Friday, July 29, 2005

Ulead DVD Movie Factory 4

Price: £24.99
Overall rating: **** (4 out of 5)
Manufacturer: Ulead
Ulead DVD Movie Factory... £19.99
Ulead DVD MovieFactory 4 £28.99
Ulead DVD MovieFactory 4... £42.99
Ken McMahon, Personal Computer World 27 Jul 2005

Most budget video-editing programs now provide some DVD authoring tools, so dedicated authoring applications need to offer something extra. Ulead's DVD Movie Factory 4 offers ease of use and the ability to get video from a variety of sources - files from your hard drive, camcorder footage and digital TV recordings - onto your discs with the minimum of fuss.

Movie Factory uses a tabbed, wizard-style interface, which guides you through the DVD production process. First, a launch screen presents the various project options, which include Create Video DVD, Create Slideshow DVD, Copy disc, Straight to Disc and Edit DVD. Similar options are provided for CD-based projects.

As well as producing standalone slideshows, the package lets you incorporate them within a DVD-video project. Movie Factory's tools for assembling shows - sorting images, adding transitions and arranging backing music - were always good. This version adds new pan and zoom effects so that even still images can be given a more dynamic feel.

Straight to Disc is perfect for instant archival of a DV tape. All you need to do is connect your camcorder with a Firewire cable, insert a blank or editable DVD in the drive and hit the button. It's just a shame that this new version's support for 16:9 widescreen format video doesn't extend to this feature. If you have a camcorder capable of shooting in 16:9 format, you'll have to capture and author manually.

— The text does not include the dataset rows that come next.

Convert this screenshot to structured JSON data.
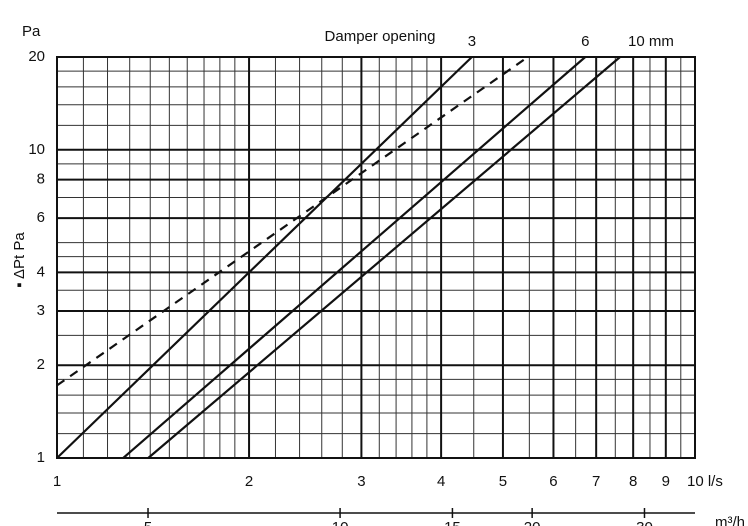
{
  "chart_data": {
    "type": "line",
    "title": "Damper opening",
    "y_unit": "Pa",
    "ylabel": "▪ ΔPt Pa",
    "log_x": true,
    "log_y": true,
    "grid": true,
    "xlim": [
      1,
      10
    ],
    "xticks": [
      1,
      2,
      3,
      4,
      5,
      6,
      7,
      8,
      9,
      {
        "value": 10,
        "label": "10 l/s"
      }
    ],
    "xminorticks": [
      1.1,
      1.2,
      1.3,
      1.4,
      1.5,
      1.6,
      1.7,
      1.8,
      1.9,
      2.2,
      2.4,
      2.6,
      2.8,
      3.2,
      3.4,
      3.6,
      3.8,
      4.5,
      5.5,
      6.5,
      7.5,
      8.5,
      9.5
    ],
    "ylim": [
      1,
      20
    ],
    "yticks": [
      1,
      2,
      3,
      4,
      6,
      8,
      10,
      20
    ],
    "yminorticks": [
      1.2,
      1.4,
      1.6,
      1.8,
      2.5,
      3.5,
      4.5,
      5,
      7,
      9,
      12,
      14,
      16,
      18
    ],
    "x2lim": [
      3.6,
      36
    ],
    "x2ticks": [
      5,
      10,
      15,
      20,
      30
    ],
    "x2label": "m³/h",
    "series": [
      {
        "name": "3",
        "color": "#111",
        "dash": false,
        "x": [
          1,
          4.47
        ],
        "values": [
          1,
          20
        ]
      },
      {
        "color": "#111",
        "dash": true,
        "x": [
          1,
          5.47
        ],
        "values": [
          1.72,
          20
        ]
      },
      {
        "name": "6",
        "color": "#111",
        "dash": false,
        "x": [
          1.27,
          6.73
        ],
        "values": [
          1,
          20
        ]
      },
      {
        "name": "10 mm",
        "color": "#111",
        "dash": false,
        "x": [
          1.39,
          7.63
        ],
        "values": [
          1,
          20
        ]
      }
    ]
  }
}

Convenient as Straight to Disc is, most people will opt for the more hands-on approach. The first step here is to import your source clips by capturing from a DV camcorder or analogue TV tuner or by locating files on your hard drive.

Captured footage can be encoded on the fly - this saves you having to do it later, prior to DVD burning - and the mpeg2 encoding options have been expanded, with new quality presets, 16:9 formats and Dolby Digital Stereo audio encoding.

It's not up to the standards of a dedicated video editor, but Movie Factory has all the basic tools for editing and organising clips into a format for DVD viewing.

The Multi-trim window makes light work of cutting unwanted footage, allowing you to scan through a clip using VCR-style controls and a jog slider, marking sections of the clip you want to keep and discarding the rest.

The add/edit chapter feature is used to add chapter points to longer clips and create sub-menus for them. You can add chapters manually - a preview window, VCR-style controls and a jog wheel let you skip through a clip adding chapters as you go. You can either create chapter points at fixed time intervals or where Movie Factory automatically detects scene changes.

The Enhance video feature lets you add transitions between clips, superimpose title overlays and record and mix voiceover narration and background music tracks. These features make the program a good choice for those who don't own a video-editing application but still want some creative editing control.

Having organised and edited your content, Movie Factory's menu editor puts it into a default template, with thumbnails to link clips to chapter menus and navigation buttons to move between menu pages. A selection of templates is organised into categories such as corporate, vacation, festivities and romantic. If these aren't to your liking, they are easily customised.

Changing the background image or video, customising the thumbnail buttons and adding menu background music takes seconds. You can now drag and resize elements in the menu preview and templates customised in this way can be saved and re-applied to subsequent projects with a click.

Prior to burning, a built-in software player fulfils a preview and testing role. As playing motion menus (thumbnail buttons and backgrounds that use video loops) can put a strain on all but the fastest systems, this option can be disabled.

Burning options are more than adequate; you can record straight to disc in standard DVD-video format, Ulead's fast re-editable format, or DVD+VR. Alternatively, you can burn the files to a folder on your hard disk or create a disc image from which multiple copies can be produced. There's also support for dual-layer DVD recording.

At £24.99, DVD Movie Factory 4 is the best value for money DVD authoring application out there. But for existing users it's not a compelling upgrade; many changes are cosmetic and unless your camcorder can shoot 16:9 or you've just invested in a dual-layer burner, you could probably live without the new features.